Widiarta juga menyampaikan kalau sebelumnya tidak ada kordinasi apapun yang dilakukan terkait peluncuran buku tersebut. Prosudur penulisannya juga belum lengkap dimana menurutnya jika hasil penelitian maka sebelum dilakukan penelitian haruslah ada rekomendasi dan ijin dari Kantor Kesatuan Bangsa dan Politik (Kesbangpol) dan peneliti juga harus menyerahkan proposal penelitiannya ke desa. Tetapi masalah itu sudah diklarifikasi dan tidak ada pembatalan peluncuran buku itu tetapi hanya ditunda.
”Kami berharap penerbit bisa merevisi dan sebelum diluncurklan seharusnya dilakukan bedah buku,” harapnya.

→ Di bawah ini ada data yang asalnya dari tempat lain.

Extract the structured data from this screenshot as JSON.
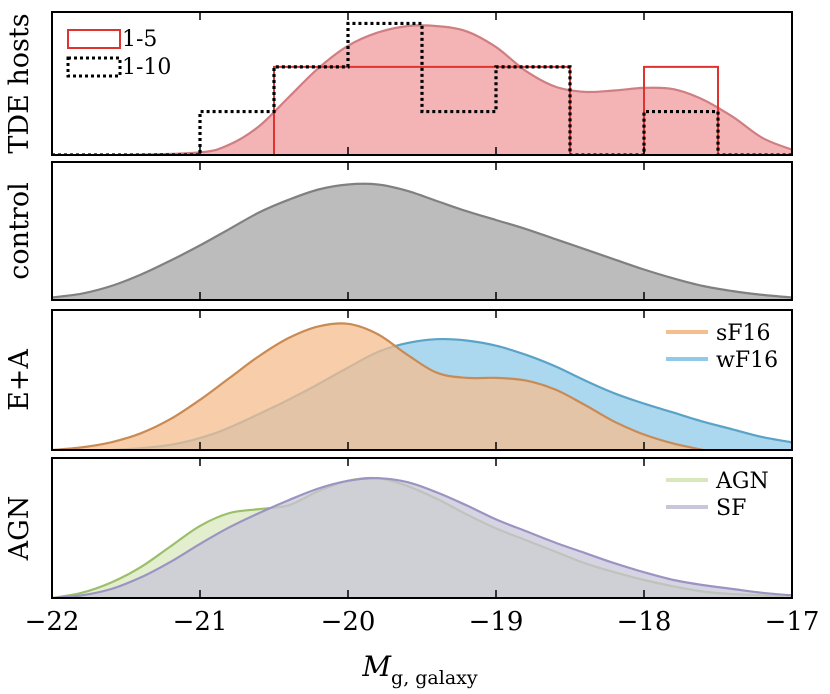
{
  "chart_data": {
    "type": "area",
    "x_axis": {
      "label_main": "M",
      "label_subscript": "g, galaxy",
      "xlim": [
        -22,
        -17
      ],
      "ticks": [
        -22,
        -21,
        -20,
        -19,
        -18,
        -17
      ],
      "tick_labels": [
        "−22",
        "−21",
        "−20",
        "−19",
        "−18",
        "−17"
      ]
    },
    "panels": [
      {
        "ylabel": "TDE hosts",
        "ymax": 1.0,
        "kde": [
          {
            "name": "TDE hosts KDE",
            "fill": "#f4b4b6",
            "stroke": "#cf7e82",
            "x": [
              -22,
              -21.5,
              -21,
              -20.8,
              -20.6,
              -20.4,
              -20.2,
              -20,
              -19.8,
              -19.6,
              -19.4,
              -19.2,
              -19,
              -18.8,
              -18.6,
              -18.4,
              -18.2,
              -18,
              -17.8,
              -17.6,
              -17.4,
              -17.2,
              -17
            ],
            "y": [
              0.0,
              0.0,
              0.02,
              0.08,
              0.22,
              0.44,
              0.66,
              0.83,
              0.93,
              0.98,
              0.98,
              0.94,
              0.82,
              0.64,
              0.52,
              0.48,
              0.49,
              0.51,
              0.5,
              0.42,
              0.29,
              0.13,
              0.04
            ]
          }
        ],
        "histograms": [
          {
            "name": "1-5",
            "color": "#e0332f",
            "dash": "solid",
            "edges": [
              -22,
              -21.5,
              -21,
              -20.5,
              -20,
              -19.5,
              -19,
              -18.5,
              -18,
              -17.5,
              -17
            ],
            "heights": [
              0,
              0,
              0,
              0.67,
              0.67,
              0.67,
              0.67,
              0,
              0.67,
              0,
              0
            ]
          },
          {
            "name": "1-10",
            "color": "#000000",
            "dash": "dotted",
            "edges": [
              -22,
              -21.5,
              -21,
              -20.5,
              -20,
              -19.5,
              -19,
              -18.5,
              -18,
              -17.5,
              -17
            ],
            "heights": [
              0,
              0,
              0.33,
              0.67,
              1.0,
              0.33,
              0.67,
              0,
              0.33,
              0,
              0
            ]
          }
        ],
        "legend": [
          {
            "label": "1-5",
            "style": "solid-box",
            "color": "#e0332f"
          },
          {
            "label": "1-10",
            "style": "dotted-box",
            "color": "#000000"
          }
        ]
      },
      {
        "ylabel": "control",
        "ymax": 1.0,
        "kde": [
          {
            "name": "control",
            "fill": "#bcbcbc",
            "stroke": "#808080",
            "x": [
              -22,
              -21.8,
              -21.6,
              -21.4,
              -21.2,
              -21,
              -20.8,
              -20.6,
              -20.4,
              -20.2,
              -20,
              -19.8,
              -19.6,
              -19.4,
              -19.2,
              -19,
              -18.8,
              -18.6,
              -18.4,
              -18.2,
              -18,
              -17.8,
              -17.6,
              -17.4,
              -17.2,
              -17
            ],
            "y": [
              0.02,
              0.05,
              0.11,
              0.2,
              0.31,
              0.43,
              0.56,
              0.69,
              0.79,
              0.87,
              0.91,
              0.91,
              0.86,
              0.78,
              0.7,
              0.63,
              0.56,
              0.48,
              0.4,
              0.32,
              0.24,
              0.17,
              0.11,
              0.07,
              0.04,
              0.02
            ]
          }
        ]
      },
      {
        "ylabel": "E+A",
        "ymax": 1.0,
        "kde": [
          {
            "name": "wF16",
            "fill": "#8fcbe8",
            "stroke": "#5aa3c7",
            "x": [
              -22,
              -21.6,
              -21.2,
              -20.9,
              -20.6,
              -20.3,
              -20,
              -19.8,
              -19.6,
              -19.4,
              -19.2,
              -19,
              -18.8,
              -18.6,
              -18.4,
              -18.2,
              -18,
              -17.8,
              -17.6,
              -17.4,
              -17.2,
              -17
            ],
            "y": [
              0.0,
              0.0,
              0.04,
              0.13,
              0.28,
              0.45,
              0.64,
              0.76,
              0.83,
              0.86,
              0.85,
              0.81,
              0.74,
              0.65,
              0.54,
              0.44,
              0.36,
              0.29,
              0.22,
              0.16,
              0.1,
              0.06
            ]
          },
          {
            "name": "sF16",
            "fill": "#f6be8d",
            "stroke": "#c98a54",
            "x": [
              -22,
              -21.8,
              -21.6,
              -21.4,
              -21.2,
              -21,
              -20.8,
              -20.6,
              -20.4,
              -20.2,
              -20,
              -19.8,
              -19.6,
              -19.4,
              -19.2,
              -19,
              -18.8,
              -18.6,
              -18.4,
              -18.2,
              -18,
              -17.8,
              -17.6
            ],
            "y": [
              0.0,
              0.02,
              0.06,
              0.13,
              0.24,
              0.39,
              0.56,
              0.73,
              0.87,
              0.96,
              0.98,
              0.9,
              0.74,
              0.6,
              0.56,
              0.56,
              0.54,
              0.47,
              0.35,
              0.22,
              0.12,
              0.05,
              0.0
            ]
          }
        ],
        "legend": [
          {
            "label": "sF16",
            "color": "#f6be8d"
          },
          {
            "label": "wF16",
            "color": "#8fcbe8"
          }
        ]
      },
      {
        "ylabel": "AGN",
        "ymax": 1.0,
        "kde": [
          {
            "name": "AGN",
            "fill": "#d8e8bc",
            "stroke": "#9bbf6a",
            "x": [
              -22,
              -21.8,
              -21.6,
              -21.4,
              -21.2,
              -21,
              -20.8,
              -20.6,
              -20.4,
              -20.2,
              -20,
              -19.8,
              -19.6,
              -19.4,
              -19.2,
              -19,
              -18.8,
              -18.6,
              -18.4,
              -18.2,
              -18,
              -17.8,
              -17.6,
              -17.4,
              -17.2,
              -17
            ],
            "y": [
              0.0,
              0.04,
              0.12,
              0.24,
              0.4,
              0.56,
              0.66,
              0.69,
              0.72,
              0.83,
              0.91,
              0.93,
              0.87,
              0.77,
              0.65,
              0.54,
              0.45,
              0.36,
              0.27,
              0.2,
              0.14,
              0.09,
              0.05,
              0.03,
              0.02,
              0.0
            ]
          },
          {
            "name": "SF",
            "fill": "#c8c6d8",
            "stroke": "#9b94c3",
            "x": [
              -22,
              -21.8,
              -21.6,
              -21.4,
              -21.2,
              -21,
              -20.8,
              -20.6,
              -20.4,
              -20.2,
              -20,
              -19.8,
              -19.6,
              -19.4,
              -19.2,
              -19,
              -18.8,
              -18.6,
              -18.4,
              -18.2,
              -18,
              -17.8,
              -17.6,
              -17.4,
              -17.2,
              -17
            ],
            "y": [
              0.0,
              0.02,
              0.07,
              0.16,
              0.28,
              0.42,
              0.55,
              0.66,
              0.76,
              0.85,
              0.91,
              0.93,
              0.9,
              0.82,
              0.72,
              0.61,
              0.52,
              0.43,
              0.35,
              0.27,
              0.2,
              0.14,
              0.1,
              0.07,
              0.04,
              0.02
            ]
          }
        ],
        "legend": [
          {
            "label": "AGN",
            "color": "#d8e8bc"
          },
          {
            "label": "SF",
            "color": "#c8c6d8"
          }
        ]
      }
    ]
  }
}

Disisi lain, juga digelar pertemuan dengan Tim Peluncuran di Kantor Kesangpol Pemkab Jembrana. Ketua Tim Penyusun Buku, Ni Wayan Ari Setiawati, SE menjelaskan tujuan penulisan buku ini adalah untuk mendokumentasikan dan mendiskripsikan tentang keberadaan salah satu desa yang pernah mengalami kekerasan massal.
Buku itu juga mendokumentasikan keunikan khas yang merekam jejak kearifan budaya lokal Hindu Bali yang tetap bertahan sampai sekarang. Seperti tatanan adat istiadat dan budaya kuno yang masih dijalankan dan mampu berjalan seiring serta sejalan perubahan di era modern ini. Salah satu tradisi keunikan ini diangkat sebagai contoh adalah ritual pembersihan alam semesta atau upakara atma wedana bhuana agung, pada saat pengangkatan tulang belulang korban G30S/PKI di Banjar Masean, Batu Agung beberapa waktu lalu.
Pihaknya juga akan merevisi judul buku Batuagung Bangkit Dari Kenangan Tragedi G 30 S agar sesuai dengan isinya.